Single cells come running to form an eye

Eyes are among the earliest recognisable structures in an embryo; they start off as bulges on the sides of tube-shaped tissue that will eventually become the brain. Researchers from the European Molecular Biology Laboratory (EMBL) in Heidelberg have now discovered that cells are programmed to make eyes early in development and individually migrate to the right place to do so. The study, published in this week's issue of the journal Science, overturns the textbook model of the process and suggests that also other organs might be formed by the movement of single cells rather than sheets of entire tissues.




Jochen Wittbrodt and his lab at EMBL made the discovery using advanced microscope techniques to track individual cells in the transparent embryos of a small fish called Medaka.

"You can think of the tube as a deflated balloon shaped like a Mickey Mouse," Wittbrodt says. "As the fish grows, the eyes gradually bulge out from the tube, the way Mickey Mouse ears expand as a balloon is filled with air. Most scientists have thought that cells in the neighbouring regions grow to make the bulges. What we've seen is that individual cells migrate to this area from the central region of the tube - as if to make ears, tiny rubber particles had to fly out from the air inside the balloon."

In 2001, Felix Loosli from Wittbrodt's laboratory discovered a protein called Rx3 that is required for eye formation. Only cells that will become the eye begin producing this molecule early on in development. Martina Rembold, also from Wittbrodt's group, labeled these cells with a fluorescent marker and tracked them using advanced software developed by Richard Adams at the University of Cambridge.

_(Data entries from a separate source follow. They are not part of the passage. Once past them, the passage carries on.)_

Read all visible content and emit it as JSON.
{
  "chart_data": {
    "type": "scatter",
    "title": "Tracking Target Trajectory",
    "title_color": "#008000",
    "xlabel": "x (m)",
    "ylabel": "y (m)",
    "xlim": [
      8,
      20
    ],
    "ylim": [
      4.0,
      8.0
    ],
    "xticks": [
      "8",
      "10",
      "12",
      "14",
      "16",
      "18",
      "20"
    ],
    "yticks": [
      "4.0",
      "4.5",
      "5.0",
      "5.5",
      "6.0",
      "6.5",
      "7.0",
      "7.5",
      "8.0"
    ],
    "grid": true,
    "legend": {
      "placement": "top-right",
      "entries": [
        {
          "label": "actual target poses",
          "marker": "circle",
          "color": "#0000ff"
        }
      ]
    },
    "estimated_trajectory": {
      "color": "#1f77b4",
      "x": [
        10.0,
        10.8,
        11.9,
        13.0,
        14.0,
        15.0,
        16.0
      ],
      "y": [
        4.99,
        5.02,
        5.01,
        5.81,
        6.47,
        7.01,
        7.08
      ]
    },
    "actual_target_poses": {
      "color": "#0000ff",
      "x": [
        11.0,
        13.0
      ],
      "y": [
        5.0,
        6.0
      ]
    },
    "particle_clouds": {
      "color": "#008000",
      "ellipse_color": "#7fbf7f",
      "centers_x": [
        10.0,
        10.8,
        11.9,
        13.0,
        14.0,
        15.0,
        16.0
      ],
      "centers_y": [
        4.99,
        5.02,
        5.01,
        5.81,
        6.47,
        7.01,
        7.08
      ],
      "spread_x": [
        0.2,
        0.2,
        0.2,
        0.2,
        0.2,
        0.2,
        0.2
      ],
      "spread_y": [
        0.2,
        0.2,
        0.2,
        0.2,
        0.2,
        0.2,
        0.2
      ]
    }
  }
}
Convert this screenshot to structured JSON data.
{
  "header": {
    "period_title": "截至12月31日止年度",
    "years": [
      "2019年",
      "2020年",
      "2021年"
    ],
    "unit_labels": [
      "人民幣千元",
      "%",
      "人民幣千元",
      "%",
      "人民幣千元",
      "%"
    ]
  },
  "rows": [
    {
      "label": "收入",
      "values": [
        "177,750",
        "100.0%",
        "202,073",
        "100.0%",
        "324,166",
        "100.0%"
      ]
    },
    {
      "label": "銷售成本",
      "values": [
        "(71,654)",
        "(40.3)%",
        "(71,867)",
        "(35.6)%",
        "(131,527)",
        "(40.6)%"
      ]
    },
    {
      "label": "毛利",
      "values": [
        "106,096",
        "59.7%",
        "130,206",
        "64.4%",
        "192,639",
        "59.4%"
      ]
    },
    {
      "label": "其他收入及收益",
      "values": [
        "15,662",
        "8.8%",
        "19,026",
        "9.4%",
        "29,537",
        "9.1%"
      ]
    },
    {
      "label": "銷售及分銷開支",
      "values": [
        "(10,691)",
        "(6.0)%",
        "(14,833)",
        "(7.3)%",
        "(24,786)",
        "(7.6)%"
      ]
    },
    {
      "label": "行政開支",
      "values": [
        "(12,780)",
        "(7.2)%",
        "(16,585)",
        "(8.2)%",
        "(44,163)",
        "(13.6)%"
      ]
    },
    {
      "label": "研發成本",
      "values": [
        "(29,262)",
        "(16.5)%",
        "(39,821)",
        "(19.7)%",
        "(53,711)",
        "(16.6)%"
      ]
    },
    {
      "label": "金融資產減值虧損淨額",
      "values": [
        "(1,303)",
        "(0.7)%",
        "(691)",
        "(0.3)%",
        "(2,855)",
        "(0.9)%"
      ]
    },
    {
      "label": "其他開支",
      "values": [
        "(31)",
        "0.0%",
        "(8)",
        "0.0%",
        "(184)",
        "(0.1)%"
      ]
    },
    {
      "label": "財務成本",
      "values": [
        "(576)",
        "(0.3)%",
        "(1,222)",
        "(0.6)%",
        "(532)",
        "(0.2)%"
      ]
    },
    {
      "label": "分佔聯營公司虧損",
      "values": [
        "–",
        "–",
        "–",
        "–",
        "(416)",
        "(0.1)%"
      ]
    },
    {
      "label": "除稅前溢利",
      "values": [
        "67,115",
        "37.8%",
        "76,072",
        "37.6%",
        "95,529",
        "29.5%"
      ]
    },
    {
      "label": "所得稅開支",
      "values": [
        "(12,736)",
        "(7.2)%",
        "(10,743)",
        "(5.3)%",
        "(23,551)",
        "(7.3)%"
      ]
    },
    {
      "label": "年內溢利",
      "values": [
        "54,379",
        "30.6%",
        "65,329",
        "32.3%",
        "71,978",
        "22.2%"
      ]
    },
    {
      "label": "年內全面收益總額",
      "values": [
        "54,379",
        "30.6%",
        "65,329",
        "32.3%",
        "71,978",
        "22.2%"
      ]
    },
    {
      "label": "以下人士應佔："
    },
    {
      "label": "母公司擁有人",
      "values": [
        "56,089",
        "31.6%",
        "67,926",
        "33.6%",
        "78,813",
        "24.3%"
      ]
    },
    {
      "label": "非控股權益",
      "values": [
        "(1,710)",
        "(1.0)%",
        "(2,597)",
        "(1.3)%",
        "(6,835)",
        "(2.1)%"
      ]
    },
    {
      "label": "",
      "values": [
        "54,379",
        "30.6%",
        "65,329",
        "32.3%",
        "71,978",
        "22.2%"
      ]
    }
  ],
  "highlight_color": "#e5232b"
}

Following the cells required recognizing them under the microscope and assembling tens of thousands of images into 3D movies.

"Rx3 plays a crucial role in giving the cells their identity and telling them where to go," says Rembold. "Normally, single cells migrate actively and one-by-one from the centre of the brain to form eyes. But in strains of fish that have no Rx3, no eyes develop and the cells remain inside the brain, because nothing tells them to migrate to the right place."

In the embryo the paths for cell movements are signposted by cues that by attracting or repelling different types of cells guide them into the right direction. Thanks to Rx3 eye cells prefer the cues guiding the way to the eye field. Following them the cells migrate individually against the stream of brain cells that are repelled by the same signal. Without Rx3 eye cells lose their preference and follow the bulk of brain cells into the other direction.

Many other organs are thought to form when sheets of nearby cells expand to form new shapes. The current study suggests that individual cell migration might be a more common phenomenon than scientists have suspected.

"We know that cell migration is important in the formation of many other organs, such as the heart," Wittbrodt says. "We'd like to understand how tissues originate and how cells move in the early embryo and to decipher the cues that tell them where to go. This approach of tracking individual cells will help us to understand these processes better."